Further examination of Givelify platform data finds that donors who used recurring giving in 2024 were already more consistent before adopting the feature than donors who never used it. That is, they were more likely to qualify as consistent givers at baseline (45.1% vs. 30.2%).
This pattern persists among donors who continued to use recurring giving for longer durations. Those who maintained recurring giving for at least 12 months were more consistent and gave more in total at baseline than those who eventually canceled it. These findings suggest that donors with stronger giving habits and greater financial capacity are not only more likely to try recurring giving, but they are also more likely to continue using it.
In other words, donors who adopt and continue to use recurring giving are typically those who have already built a foundation of consistent giving, and the tool helps them maintain it. They are also more likely to be in financial situations that allow them to absorb potential variability or risk.
Recurring giving helps committed givers become more consistent
For donors who are already giving consistently and have stable financial situations, recurring giving offers real benefits: It helps them maintain a commitment to financial stewardship (48%), enables them to give with intention (26%), and reduces the friction of remembering to give (12%). These motivations describe donors who have already made a considered decision to give at a certain level and want a tool to support that decision reliably. Their giving behavior on Givelify further demonstrates how recurring giving helps them give with purpose: Three in four donors who use recurring giving on Givelify still make intentional, non-recurring gifts.
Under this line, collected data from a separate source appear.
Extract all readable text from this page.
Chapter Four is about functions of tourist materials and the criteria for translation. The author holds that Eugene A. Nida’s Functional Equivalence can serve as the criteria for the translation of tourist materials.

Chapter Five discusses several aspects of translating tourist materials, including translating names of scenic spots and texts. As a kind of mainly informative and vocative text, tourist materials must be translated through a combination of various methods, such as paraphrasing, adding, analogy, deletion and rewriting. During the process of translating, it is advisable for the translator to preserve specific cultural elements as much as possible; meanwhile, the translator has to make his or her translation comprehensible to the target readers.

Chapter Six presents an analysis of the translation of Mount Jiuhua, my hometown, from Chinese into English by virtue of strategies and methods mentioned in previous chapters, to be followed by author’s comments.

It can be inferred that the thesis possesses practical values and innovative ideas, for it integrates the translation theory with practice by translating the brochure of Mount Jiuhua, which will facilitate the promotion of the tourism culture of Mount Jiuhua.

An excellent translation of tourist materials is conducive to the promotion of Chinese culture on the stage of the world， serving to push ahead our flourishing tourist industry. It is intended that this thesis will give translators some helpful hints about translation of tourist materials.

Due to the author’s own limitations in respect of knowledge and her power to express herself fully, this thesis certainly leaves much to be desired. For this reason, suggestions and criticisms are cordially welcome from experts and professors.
Moreover, for this subset of donors, recurring giving helps them maintain their habit of giving. The data show that its use is associated with meaningful improvements in consistency, frequency, and giving amount. Faith-based donors who used recurring giving made substantially more donations (+12.4 vs. +0.9) and gave more in total (+$973 vs. +$105) in the 12 months after adoption than a similar matched cohort of donors who did not use recurring giving.
Recurring giving was also associated with improved consistency among donors who used it. Twelve months after first using recurring giving, 70% of donors who used it qualified as consistent donors, up from 45% prior to its adoption. The increase in the share qualifying as consistent donors was smaller among those who did not use recurring giving: 45% to 53% in the same 12-month period.
Recurring giving appears to strengthen an existing habit more reliably when it supports a strong intent to give consistently and faithfully. This pattern holds when examining who continues to use recurring giving over time. Among donors who used recurring giving, those who continued using it had higher baseline consistency than those who eventually canceled it (50.1% vs. 44.0%).
Donors who continued to use recurring giving also had higher prior giving amounts ($3,178 vs. $2,566) and gave in more months after adoption (11.5 vs. 9.0).
Sustained use of recurring giving appears more common among donors who enter with higher baseline consistency, stronger convictions to give consistently, and greater giving capacity. This pattern aligns with the Consistent Giving Model's prediction that automatic recurring giving works best when it supports an existing habit of giving or a strong commitment to giving consistently, rather than being used as a broad solution to create consistency.